Playground: quando il basket scende in strada

Bastano un canestro e un pallone, poi si inizia a giocare. Nei parchi e nei campetti di quartiere di tutta Italia, quella dello street basket è diventata ormai una tendenza. Il movimento è partito ovviamente dagli USA, patria della pallacanestro, dove i ragazzi dei quartieri poveri che non potevano permettersi di entrare a far parte di una società sportiva si riunivano in nome dell’amore per lo sport. Oggi nei playground (così vengono chiamati in gergo i perimetri di gioco) della penisola si riuniscono appassionati di ogni età e razza per passare qualche ora di svago e divertimento.

Dall’uno contro uno a un solo canestro, alla partita a tutto campo cinque contro cinque, i cestisti di strada si sfidano con le loro regole e il loro spirito amichevole che favorisce l’aggregazione tra culture diverse soprattutto nelle grandi città. Le differenze rispetto al basket ufficiale non sono molte. Di solito la palla dopo essere andati a canestro rimane a chi ha segnato il punto anziché agli avversari o non sono previsti tiri liberi quando si subisce un fallo. Al di là di questi dettagli, ciò che colpisce chi passeggia nei pressi di un campo in cui si sta svolgendo un match di street basket, è la voglia di stare insieme dei ragazzi e di misurarsi con l’altro senza distinzioni. Questo l’hanno capito anche molte amministrazioni comunali e i gestori dei lidi che organizzano annualmente manifestazioni e tornei di street basket nelle proprie piazze o in riva al mare. Certo, il più forte si diverte anche a sbeffeggiare chi ha meno qualità, però questo rientra nello spirito della pallacanestro giocata su campi di cemento.

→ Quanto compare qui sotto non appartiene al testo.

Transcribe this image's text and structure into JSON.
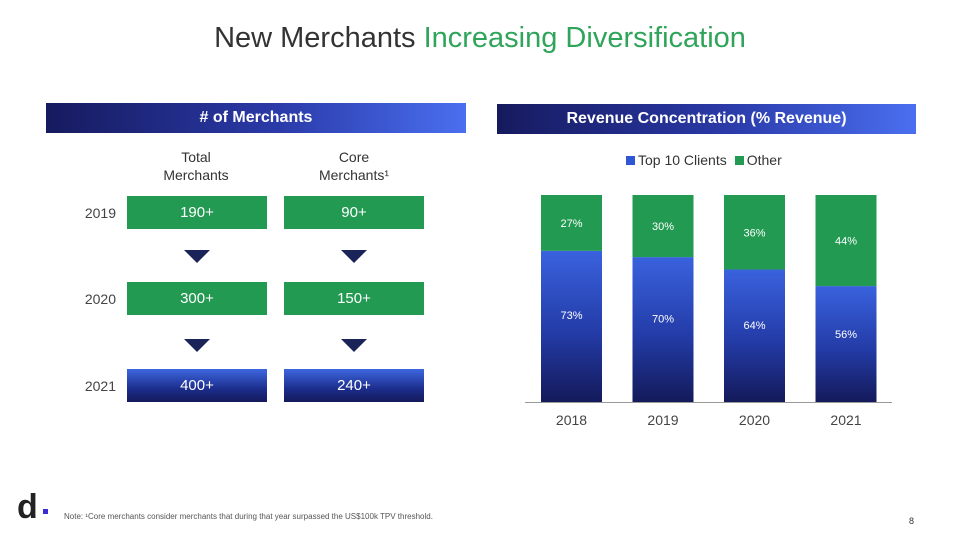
{
  "title": {
    "part1": "New Merchants ",
    "part2": "Increasing Diversification"
  },
  "left_panel": {
    "header": "# of Merchants",
    "col1_line1": "Total",
    "col1_line2": "Merchants",
    "col2_line1": "Core",
    "col2_line2": "Merchants¹",
    "rows": [
      {
        "year": "2019",
        "total": "190+",
        "core": "90+"
      },
      {
        "year": "2020",
        "total": "300+",
        "core": "150+"
      },
      {
        "year": "2021",
        "total": "400+",
        "core": "240+"
      }
    ]
  },
  "chart_data": {
    "type": "bar",
    "stacked": true,
    "title": "Revenue Concentration (% Revenue)",
    "categories": [
      "2018",
      "2019",
      "2020",
      "2021"
    ],
    "series": [
      {
        "name": "Top 10 Clients",
        "values": [
          73,
          70,
          64,
          56
        ],
        "labels": [
          "73%",
          "70%",
          "64%",
          "56%"
        ],
        "color": "#2f56d4"
      },
      {
        "name": "Other",
        "values": [
          27,
          30,
          36,
          44
        ],
        "labels": [
          "27%",
          "30%",
          "36%",
          "44%"
        ],
        "color": "#229a52"
      }
    ],
    "ylim": [
      0,
      100
    ],
    "legend": "top",
    "grid": false
  },
  "colors": {
    "accent_green": "#2fa45a",
    "box_green": "#229a52",
    "navy": "#1b2459"
  },
  "footer": {
    "logo": "d",
    "note": "Note: ¹Core merchants consider merchants that during that year surpassed the US$100k TPV threshold.",
    "page": "8"
  }
}
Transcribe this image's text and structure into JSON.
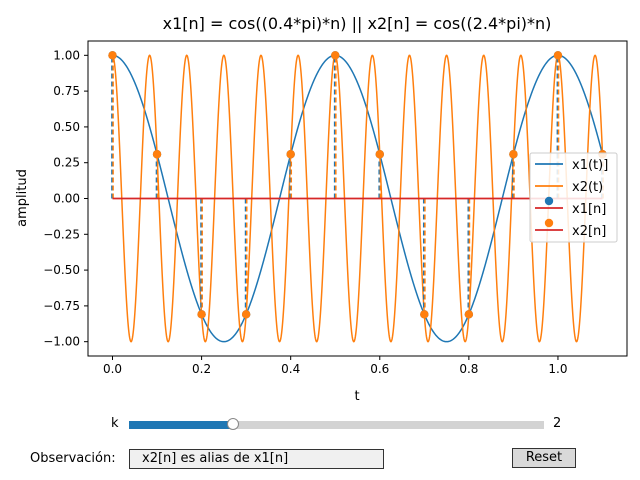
{
  "chart_data": {
    "type": "line",
    "title": "x1[n] = cos((0.4*pi)*n)  ||  x2[n] = cos((2.4*pi)*n)",
    "xlabel": "t",
    "ylabel": "amplitud",
    "xlim": [
      -0.055,
      1.155
    ],
    "ylim": [
      -1.1,
      1.1
    ],
    "xticks": [
      "0.0",
      "0.2",
      "0.4",
      "0.6",
      "0.8",
      "1.0"
    ],
    "xtick_values": [
      0.0,
      0.2,
      0.4,
      0.6,
      0.8,
      1.0
    ],
    "yticks": [
      "1.00",
      "0.75",
      "0.50",
      "0.25",
      "0.00",
      "−0.25",
      "−0.50",
      "−0.75",
      "−1.00"
    ],
    "ytick_values": [
      1.0,
      0.75,
      0.5,
      0.25,
      0.0,
      -0.25,
      -0.5,
      -0.75,
      -1.0
    ],
    "grid": false,
    "legend_position": "center-right",
    "continuous": {
      "t_range": [
        0.0,
        1.1
      ],
      "x1_freq_cycles_per_unit": 2,
      "x2_freq_cycles_per_unit": 12
    },
    "samples": {
      "t": [
        0.0,
        0.1,
        0.2,
        0.3,
        0.4,
        0.5,
        0.6,
        0.7,
        0.8,
        0.9,
        1.0,
        1.1
      ],
      "values": [
        1.0,
        0.309,
        -0.809,
        -0.809,
        0.309,
        1.0,
        0.309,
        -0.809,
        -0.809,
        0.309,
        1.0,
        0.309
      ]
    },
    "series": [
      {
        "name": "x1(t)]",
        "color": "#1f77b4",
        "kind": "line"
      },
      {
        "name": "x2(t)",
        "color": "#ff7f0e",
        "kind": "line"
      },
      {
        "name": "x1[n]",
        "color": "#1f77b4",
        "kind": "stem",
        "baseline_color": "#d62728"
      },
      {
        "name": "x2[n]",
        "color": "#ff7f0e",
        "kind": "stem",
        "baseline_color": "#d62728"
      }
    ]
  },
  "controls": {
    "slider_label": "k",
    "slider_value": "2",
    "slider_fraction": 0.25,
    "observation_label": "Observación:",
    "observation_text": "x2[n] es alias de x1[n]",
    "reset_label": "Reset"
  }
}
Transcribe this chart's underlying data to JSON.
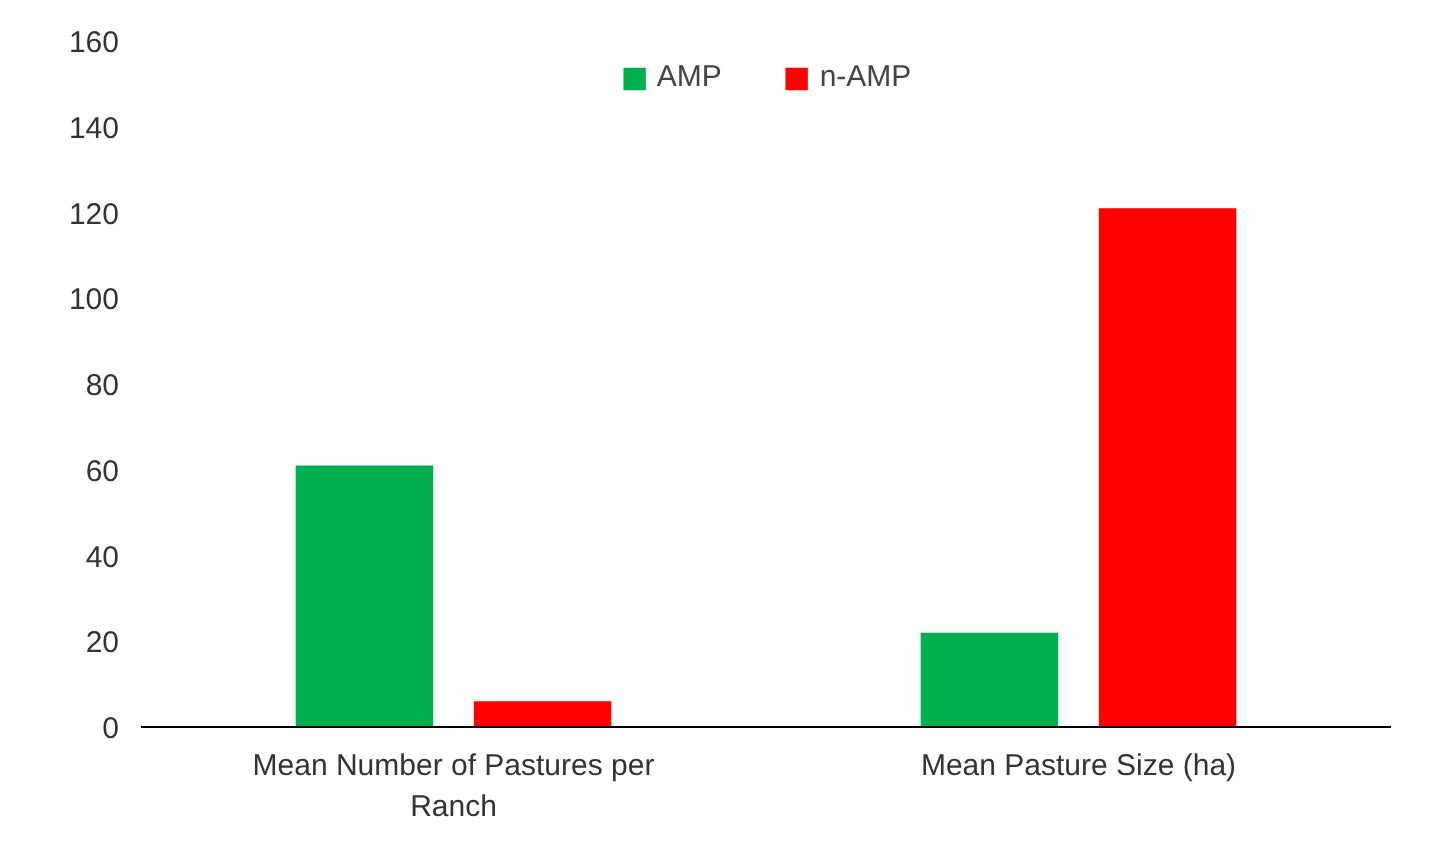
{
  "chart_data": {
    "type": "bar",
    "categories": [
      "Mean Number of Pastures per Ranch",
      "Mean Pasture Size (ha)"
    ],
    "series": [
      {
        "name": "AMP",
        "color": "#00b050",
        "values": [
          61,
          22
        ]
      },
      {
        "name": "n-AMP",
        "color": "#ff0000",
        "values": [
          6,
          121
        ]
      }
    ],
    "ylim": [
      0,
      160
    ],
    "yticks": [
      0,
      20,
      40,
      60,
      80,
      100,
      120,
      140,
      160
    ],
    "grid": false,
    "legend": "top"
  }
}
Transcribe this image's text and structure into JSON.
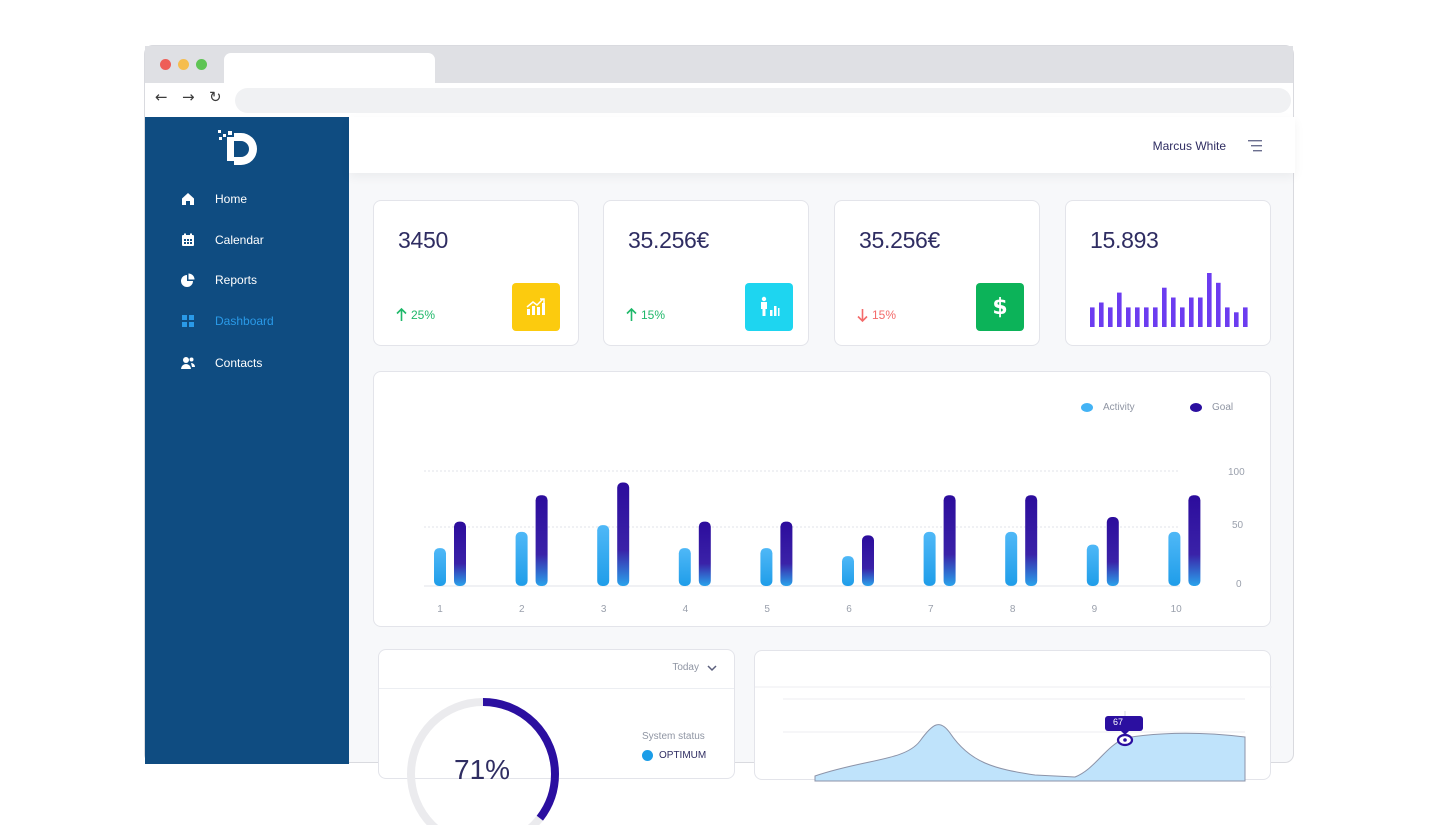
{
  "user": {
    "name": "Marcus White"
  },
  "sidebar": {
    "items": [
      {
        "label": "Home",
        "icon": "home-icon",
        "active": false
      },
      {
        "label": "Calendar",
        "icon": "calendar-icon",
        "active": false
      },
      {
        "label": "Reports",
        "icon": "pie-chart-icon",
        "active": false
      },
      {
        "label": "Dashboard",
        "icon": "grid-icon",
        "active": true
      },
      {
        "label": "Contacts",
        "icon": "contacts-icon",
        "active": false
      }
    ]
  },
  "stats": [
    {
      "value": "3450",
      "change": "25%",
      "trend": "up",
      "trend_color": "#1fb86a",
      "icon": "growth-chart-icon",
      "icon_bg": "#fccb0e"
    },
    {
      "value": "35.256€",
      "change": "15%",
      "trend": "up",
      "trend_color": "#1fb86a",
      "icon": "person-chart-icon",
      "icon_bg": "#1ed5f0"
    },
    {
      "value": "35.256€",
      "change": "15%",
      "trend": "down",
      "trend_color": "#f36a6a",
      "icon": "dollar-icon",
      "icon_bg": "#0cb359"
    },
    {
      "value": "15.893",
      "sparkline_color": "#6c3cf0",
      "sparkline_values": [
        4,
        5,
        4,
        7,
        4,
        4,
        4,
        4,
        8,
        6,
        4,
        6,
        6,
        11,
        9,
        4,
        3,
        4
      ]
    }
  ],
  "activity_chart": {
    "legend": [
      {
        "name": "Activity",
        "color": "#43b3f5"
      },
      {
        "name": "Goal",
        "color": "#2b0fa0"
      }
    ],
    "y_ticks": [
      "100",
      "50",
      "0"
    ],
    "chart_data": {
      "type": "bar",
      "categories": [
        "1",
        "2",
        "3",
        "4",
        "5",
        "6",
        "7",
        "8",
        "9",
        "10"
      ],
      "series": [
        {
          "name": "Activity",
          "values": [
            33,
            47,
            53,
            33,
            33,
            26,
            47,
            47,
            36,
            47
          ]
        },
        {
          "name": "Goal",
          "values": [
            56,
            79,
            90,
            56,
            56,
            44,
            79,
            79,
            60,
            79
          ]
        }
      ],
      "ylim": [
        0,
        100
      ],
      "grid": true,
      "legend_position": "top-right"
    }
  },
  "status": {
    "filter": "Today",
    "system_status_title": "System status",
    "status_label": "OPTIMUM",
    "gauge_text": "71%",
    "gauge_value": 0.71
  },
  "area_chart": {
    "tooltip": "67"
  }
}
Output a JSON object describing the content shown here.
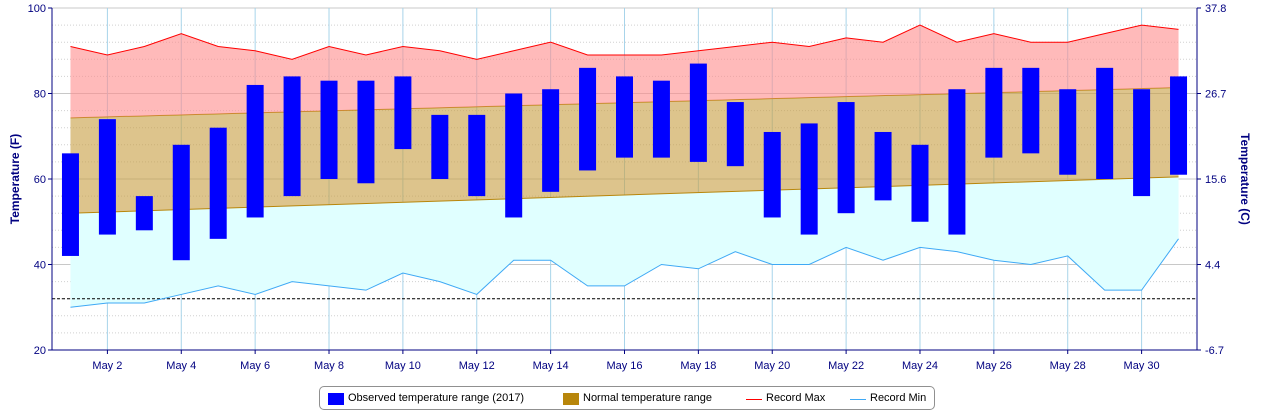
{
  "chart_data": {
    "type": "bar",
    "days": [
      1,
      2,
      3,
      4,
      5,
      6,
      7,
      8,
      9,
      10,
      11,
      12,
      13,
      14,
      15,
      16,
      17,
      18,
      19,
      20,
      21,
      22,
      23,
      24,
      25,
      26,
      27,
      28,
      29,
      30,
      31
    ],
    "x_ticks": [
      {
        "day": 2,
        "label": "May 2"
      },
      {
        "day": 4,
        "label": "May 4"
      },
      {
        "day": 6,
        "label": "May 6"
      },
      {
        "day": 8,
        "label": "May 8"
      },
      {
        "day": 10,
        "label": "May 10"
      },
      {
        "day": 12,
        "label": "May 12"
      },
      {
        "day": 14,
        "label": "May 14"
      },
      {
        "day": 16,
        "label": "May 16"
      },
      {
        "day": 18,
        "label": "May 18"
      },
      {
        "day": 20,
        "label": "May 20"
      },
      {
        "day": 22,
        "label": "May 22"
      },
      {
        "day": 24,
        "label": "May 24"
      },
      {
        "day": 26,
        "label": "May 26"
      },
      {
        "day": 28,
        "label": "May 28"
      },
      {
        "day": 30,
        "label": "May 30"
      }
    ],
    "ylim": [
      20,
      100
    ],
    "y_ticks": [
      20,
      40,
      60,
      80,
      100
    ],
    "y2_ticks": [
      "-6.7",
      "4.4",
      "15.6",
      "26.7",
      "37.8"
    ],
    "ylabel": "Temperature (F)",
    "y2label": "Temperature (C)",
    "reference_line": 32,
    "grid": true,
    "legend_position": "bottom-center",
    "series": [
      {
        "name": "Observed temperature range (2017)",
        "type": "range-bar",
        "color": "#0000ff",
        "low": [
          42,
          47,
          48,
          41,
          46,
          51,
          56,
          60,
          59,
          67,
          60,
          56,
          51,
          57,
          62,
          65,
          65,
          64,
          63,
          51,
          47,
          52,
          55,
          50,
          47,
          65,
          66,
          61,
          60,
          56,
          61
        ],
        "high": [
          66,
          74,
          56,
          68,
          72,
          82,
          84,
          83,
          83,
          84,
          75,
          75,
          80,
          81,
          86,
          84,
          83,
          87,
          78,
          71,
          73,
          78,
          71,
          68,
          81,
          86,
          86,
          81,
          86,
          81,
          84
        ]
      },
      {
        "name": "Normal temperature range",
        "type": "range-area",
        "color": "#b8860b",
        "low_start": 52,
        "low_end": 60.5,
        "high_start": 74.3,
        "high_end": 81.4
      },
      {
        "name": "Record Max",
        "type": "line",
        "color": "#ff0000",
        "values": [
          91,
          89,
          91,
          94,
          91,
          90,
          88,
          91,
          89,
          91,
          90,
          88,
          90,
          92,
          89,
          89,
          89,
          90,
          91,
          92,
          91,
          93,
          92,
          96,
          92,
          94,
          92,
          92,
          94,
          96,
          95
        ]
      },
      {
        "name": "Record Min",
        "type": "line",
        "color": "#3fa9f5",
        "values": [
          30,
          31,
          31,
          33,
          35,
          33,
          36,
          35,
          34,
          38,
          36,
          33,
          41,
          41,
          35,
          35,
          40,
          39,
          43,
          40,
          40,
          44,
          41,
          44,
          43,
          41,
          40,
          42,
          34,
          34,
          46
        ]
      }
    ]
  },
  "legend": {
    "observed": "Observed temperature range (2017)",
    "normal": "Normal temperature range",
    "record_max": "Record Max",
    "record_min": "Record Min"
  }
}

In molti vestono canotte delle squadre dell’NBA e siamo certi che, mentre vedono entrare una tripla o vanno a segno in penetrazione subendo un fallo, per qualche istante sognino di essere altrove immaginando che il piccolo gruppetto di persone che si è fermato per vederli in azione sia una folla pronta ad esplodere al canestro decisivo. Qualcuno magari rammenta Rafer Alston, che dall’essere un idolo di chi lo vedeva destreggiarsi nei tornei del Rucker Park di Harlem, si è ritrovato a calcare i parquet della lega professionistica più importante al mondo. Gli speaker delle competizioni di strada lo chiamavano “Skip to my Lou” per la sua capacità nel dribblare (skip) ogni anima che si metteva tra lui e il cesto. Riuscire ad emulare la sua carriera è praticamente impossibile, ma staccare la spina dai pensieri e dai problemi quotidiani andando a fare due tiri nel campetto in fondo alla via no. Senza l’onere di dover racimolare gente o prenotare campi, basta avere la voglia giusta, raggiungere il playground più vicino e dare il via alla sfida.